Research >> Economics
Philadelphia NonManufacturing Activity continued to expand in November
|
Respondents to this month’s Nonmanufacturing Business Outlook Survey reported that regional nonmanufacturing activity continued to expand, but with a slowing in the pace of growth. The indexes for current firm-level activity and sales/revenues fell but remained positive, while the index for new orders rose. The index for full-time employment also rose. The survey responses indicated overall price increases for inputs and flat prices for the respondents’ own products and services. The respondents remained optimistic about activity over the next six months.
Firms Report a Continuation in Growth
The index for general activity at the firm level edged down from 24.7 in October to 16.4 in November (see Chart). Although this index has declined for three consecutive months, it remained positive. Nearly 39 percent of the firms reported increases in activity this month, compared with 22 percent that reported a decrease in activity. The regional activity index also remained positive but fell 13 points to 19.3. This is the lowest reading for this indicator this year.
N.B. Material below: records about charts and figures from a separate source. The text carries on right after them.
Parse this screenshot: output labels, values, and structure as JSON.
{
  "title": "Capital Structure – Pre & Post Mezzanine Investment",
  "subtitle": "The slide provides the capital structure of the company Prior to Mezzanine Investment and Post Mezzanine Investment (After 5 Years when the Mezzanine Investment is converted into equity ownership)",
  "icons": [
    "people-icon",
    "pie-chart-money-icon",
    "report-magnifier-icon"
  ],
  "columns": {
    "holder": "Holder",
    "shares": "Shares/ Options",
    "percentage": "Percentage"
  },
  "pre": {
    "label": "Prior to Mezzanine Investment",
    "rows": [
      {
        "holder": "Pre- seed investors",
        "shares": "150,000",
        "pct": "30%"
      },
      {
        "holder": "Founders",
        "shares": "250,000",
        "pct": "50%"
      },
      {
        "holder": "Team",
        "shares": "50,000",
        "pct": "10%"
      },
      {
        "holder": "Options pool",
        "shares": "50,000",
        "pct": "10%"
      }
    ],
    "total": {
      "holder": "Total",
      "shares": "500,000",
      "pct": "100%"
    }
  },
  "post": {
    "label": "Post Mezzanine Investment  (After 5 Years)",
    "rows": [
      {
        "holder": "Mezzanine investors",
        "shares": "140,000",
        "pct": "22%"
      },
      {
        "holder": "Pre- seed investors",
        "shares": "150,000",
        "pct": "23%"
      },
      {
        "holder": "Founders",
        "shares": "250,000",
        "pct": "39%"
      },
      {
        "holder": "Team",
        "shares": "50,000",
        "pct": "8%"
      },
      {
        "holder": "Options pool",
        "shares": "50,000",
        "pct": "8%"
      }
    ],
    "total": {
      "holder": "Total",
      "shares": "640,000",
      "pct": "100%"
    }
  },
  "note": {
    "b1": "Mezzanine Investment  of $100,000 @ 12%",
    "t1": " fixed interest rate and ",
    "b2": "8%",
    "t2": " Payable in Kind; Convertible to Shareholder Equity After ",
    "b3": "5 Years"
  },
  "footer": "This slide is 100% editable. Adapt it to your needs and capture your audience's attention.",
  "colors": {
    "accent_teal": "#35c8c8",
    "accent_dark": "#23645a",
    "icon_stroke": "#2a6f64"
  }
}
Other indicators for current activity suggest slower sales/revenues growth but an improvement in the pace of new orders. The sales/revenues index fell from 25.5 in October to 15.8 in November. More than 38 percent of the firms indicated higher sales/revenues, down from 48 percent in the prior month, while 22 percent of the firms reported a decrease, the same as the prior month. The new orders index rose 5 points to 16.5 in November. Nearly 35 percent of the firms indicated increases in new orders, up from 28 percent in the prior month, and 18 percent reported decreases.
Indicators for Employment Improve
The indicators of labor demand in the survey showed a general improvement in November. The index for full-time employment rose 4 points to 21.5, its highest reading since April. Almost 30 percent of the firms reported an increase in full-time employment, while 8 percent reported a decrease. Although the part-time employment indicator fell 4 points to 10.8, the average workweek index rose from 10.6 in October to 18.8 in November. The wage and benefit costs indicator increased 3 points to 43.4, with 46 percent of the firms reporting increases this month compared with 3 percent reporting decreases.
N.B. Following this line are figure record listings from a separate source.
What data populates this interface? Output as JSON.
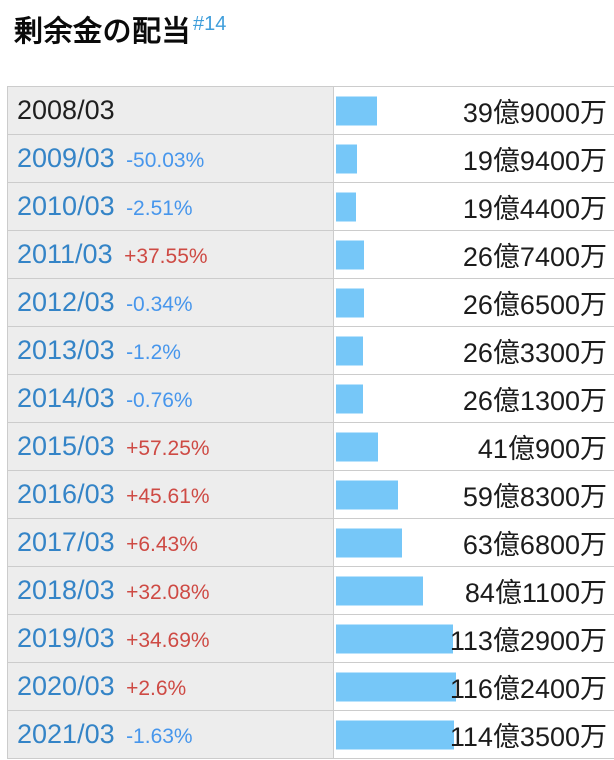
{
  "header": {
    "title": "剰余金の配当",
    "anchor_label": "#14"
  },
  "colors": {
    "bar": "#76c7f8",
    "year_link": "#3484c7",
    "percent_down": "#4796ec",
    "percent_up": "#ce4a44",
    "row_label_bg": "#ededed",
    "table_border": "#cccccc",
    "anchor_link": "#3f9edb",
    "value_text": "#1c1c1c"
  },
  "chart_data": {
    "type": "bar",
    "orientation": "horizontal",
    "title": "剰余金の配当",
    "unit": "円",
    "legend": "none",
    "categories": [
      "2008/03",
      "2009/03",
      "2010/03",
      "2011/03",
      "2012/03",
      "2013/03",
      "2014/03",
      "2015/03",
      "2016/03",
      "2017/03",
      "2018/03",
      "2019/03",
      "2020/03",
      "2021/03"
    ],
    "values_oku": [
      39.9,
      19.94,
      19.44,
      26.74,
      26.65,
      26.33,
      26.13,
      41.09,
      59.83,
      63.68,
      84.11,
      113.29,
      116.24,
      114.35
    ],
    "value_labels": [
      "39億9000万",
      "19億9400万",
      "19億4400万",
      "26億7400万",
      "26億6500万",
      "26億3300万",
      "26億1300万",
      "41億900万",
      "59億8300万",
      "63億6800万",
      "84億1100万",
      "113億2900万",
      "116億2400万",
      "114億3500万"
    ],
    "change_labels": [
      "",
      "-50.03%",
      "-2.51%",
      "+37.55%",
      "-0.34%",
      "-1.2%",
      "-0.76%",
      "+57.25%",
      "+45.61%",
      "+6.43%",
      "+32.08%",
      "+34.69%",
      "+2.6%",
      "-1.63%"
    ],
    "xlim_oku": [
      0,
      116.24
    ],
    "bar_color": "#76c7f8"
  }
}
Firms Report Little Change in Prices Received
Firms reported increases in the prices paid for inputs and little change in prices received for their own products and services in November. The prices paid index fell 5 points but remained positive at 23.2. Nearly 25 percent of the firms reported increases in prices paid, while only 2 percent reported decreases. The prices received index fell to a near-zero value, with 68 percent of the respondents reporting no change and a roughly equal percentage reporting increases and decreases (8 percent).
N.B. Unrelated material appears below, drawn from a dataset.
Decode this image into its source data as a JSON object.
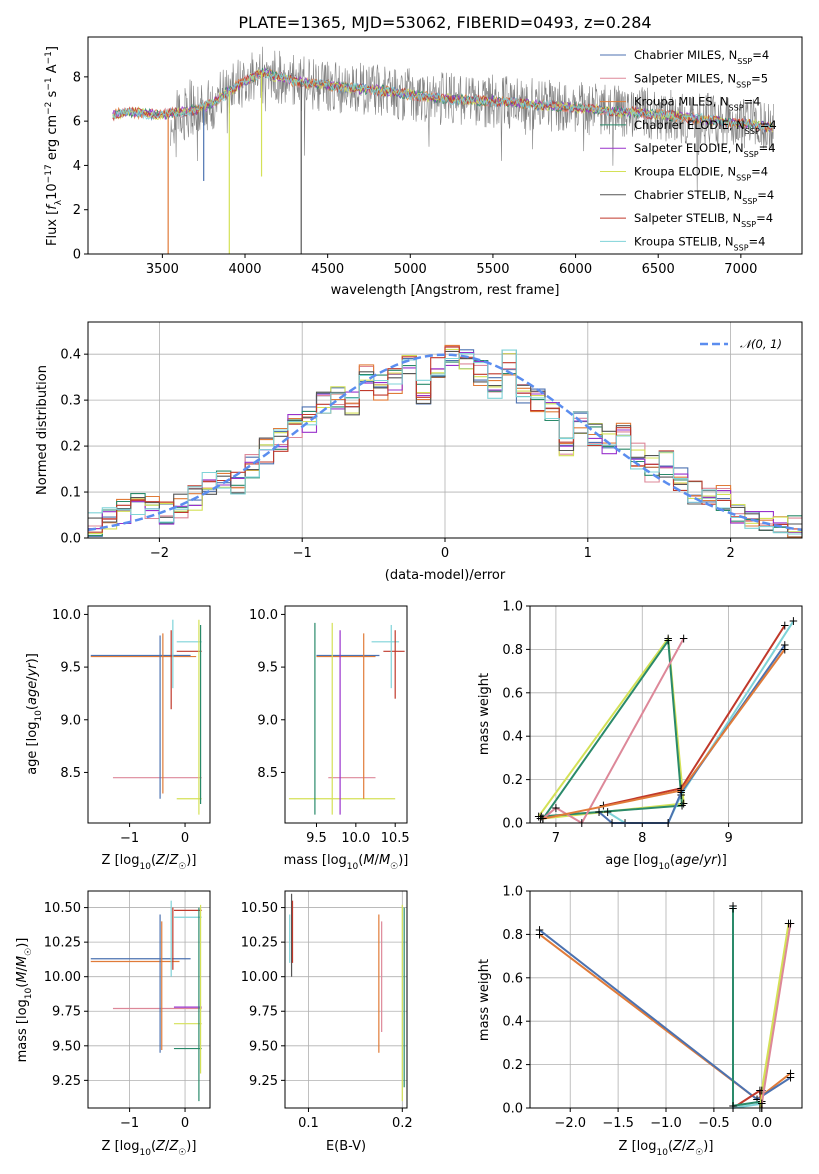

Expectations for Near-Term Inflation Fall
In this month’s special questions, firms were asked to forecast the changes in the prices of their own products and services and for U.S. consumers over the next four quarters (see Special Questions). The median forecast was for an increase in their own prices of 2.0 percent, down slightly from 2.2 percent when the same question was last asked in August. Firms expect their employee compensation costs (wages plus benefits on a per employee basis) to rise at a 3.0 percent pace over the next year. When firms were asked about the average rate of inflation for U.S. consumers over the next year, the median response was 2.0 percent, down from 2.9 percent in August. The firms also provided a 10-year inflation forecast, and the median remained at 3.0 percent.
Firms Expect Growth to Continue
The respondents to this month’s survey remained optimistic in their outlook over the next six months. The diffusion index for future activity at the firm level rose 5 points to 42.8 (see Chart). Nonetheless, this indicator remained below its historical average (49.7) and has clearly retreated from a peak of 68 in January. Nearly 54 percent of the firms expect increases in activity at their firms over the next six months, while 11 percent expect a decline. The future regional activity index fell 12 points to 31.3.
Summary
Results from this month’s Nonmanufacturing Business Outlook Survey suggest continued business expansion. The indicators for firm-level general activity and sales/revenues edged down, while the indicator for new orders rose. Firms also reported increases in full-time employment and higher input prices. Forecasts for the next six months remain optimistic.